Years ago, we watched the textile industry leave New England and said, OK, we'll manufacture more complicated things, like cars and ships and computers.  Then the well-paid union assembly line jobs headed south, but the white-collar folks figured their college degrees would keep them safe.  Now it seems that only the highest-level execs and the leading-edge researchers are secure.

"Increased global trade was supposed to lead to better jobs and higher standards of living," Rep. Donald A. Manzullo, the Illinois Republican who chairs the House Small Business Committee, told a conference in June.  "The assumption was that while lower-skilled jobs would be done elsewhere, it would allow Americans to focus on higher-skilled, higher-paying opportunities.  But what do you tell the Ph.D., or professional engineer, or architect, or accountant, or computer scientist to do next?  Where do you tell them to go?"

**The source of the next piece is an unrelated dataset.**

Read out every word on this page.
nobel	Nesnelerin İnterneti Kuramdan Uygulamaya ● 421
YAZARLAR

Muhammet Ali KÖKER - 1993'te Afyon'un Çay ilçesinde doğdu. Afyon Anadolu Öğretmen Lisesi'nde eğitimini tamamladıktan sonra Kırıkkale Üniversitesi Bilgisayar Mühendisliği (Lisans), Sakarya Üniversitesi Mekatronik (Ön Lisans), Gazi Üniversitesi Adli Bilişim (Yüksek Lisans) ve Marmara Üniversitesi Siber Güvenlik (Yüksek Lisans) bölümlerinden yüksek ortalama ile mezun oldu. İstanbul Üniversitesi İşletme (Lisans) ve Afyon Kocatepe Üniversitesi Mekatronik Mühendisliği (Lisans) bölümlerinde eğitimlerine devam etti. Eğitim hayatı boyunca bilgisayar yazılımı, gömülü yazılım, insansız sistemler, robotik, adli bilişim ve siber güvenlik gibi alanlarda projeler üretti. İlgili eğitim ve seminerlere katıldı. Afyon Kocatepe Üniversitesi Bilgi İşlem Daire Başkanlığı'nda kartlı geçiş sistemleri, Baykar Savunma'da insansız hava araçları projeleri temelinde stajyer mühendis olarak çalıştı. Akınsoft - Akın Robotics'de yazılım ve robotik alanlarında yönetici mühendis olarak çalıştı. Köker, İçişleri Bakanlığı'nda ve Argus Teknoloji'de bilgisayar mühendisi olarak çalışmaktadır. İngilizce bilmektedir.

The fledgling Seattle-based high tech workers union that publicized the IBM memo responds to the threat with familiar rhetoric about forcing the government to save American jobs, but I have a hard time imagining engineers and software developers walking a picket line.  For one thing, too many of them understand and even sympathize with management's need to stay globally competitive by controlling costs.

Imposing old-style protectionism on globalized industries is hard to justify.  Bose, for instance, was founded by a native Indian, Amar Bose, who has recruited the best audio engineers from around the world to work in Framingham.  Do we tell him only Americans can design Bose speakers?  EMC sells data storage equipment and software all over the world.  How do we tell them their most educated workers have to commute on Rte. 495?

The IBM memo warns that displaced workers will put pressure on politicians to stop jobs from being moved offshore, but Washington's options are limited.  There could be some changes in the H-1B visa program, which a few short years ago was dramatically expanded to allow educated foreign workers to cover what corporate lobbyists painted as a growing shortage of high tech workers here.  Now there are complaints the program is being abused, that foreigners are brought here on H-1B visas to be trained so they can set up shops back in their native countries that take work away from Americans.

One local IT worker suggests the tax code be modified to provide incentives for companies whose products are 100 percent made in the USA.  It's an idea unlikely to be embraced by the Bush Administration, which listens to CEOs, not workers.

Globalization has always been good for high tech and its workers, but economic forces are now hitting home.  The IBM executives warned their HR colleagues about the awkwardness and hostility created when an American manager is asked to train a foreign worker who is taking his department to China, India or Pakistan.

It's a scene already playing out in offices and labs from Rte. 128 to Silicon Valley, and the worst is yet to come.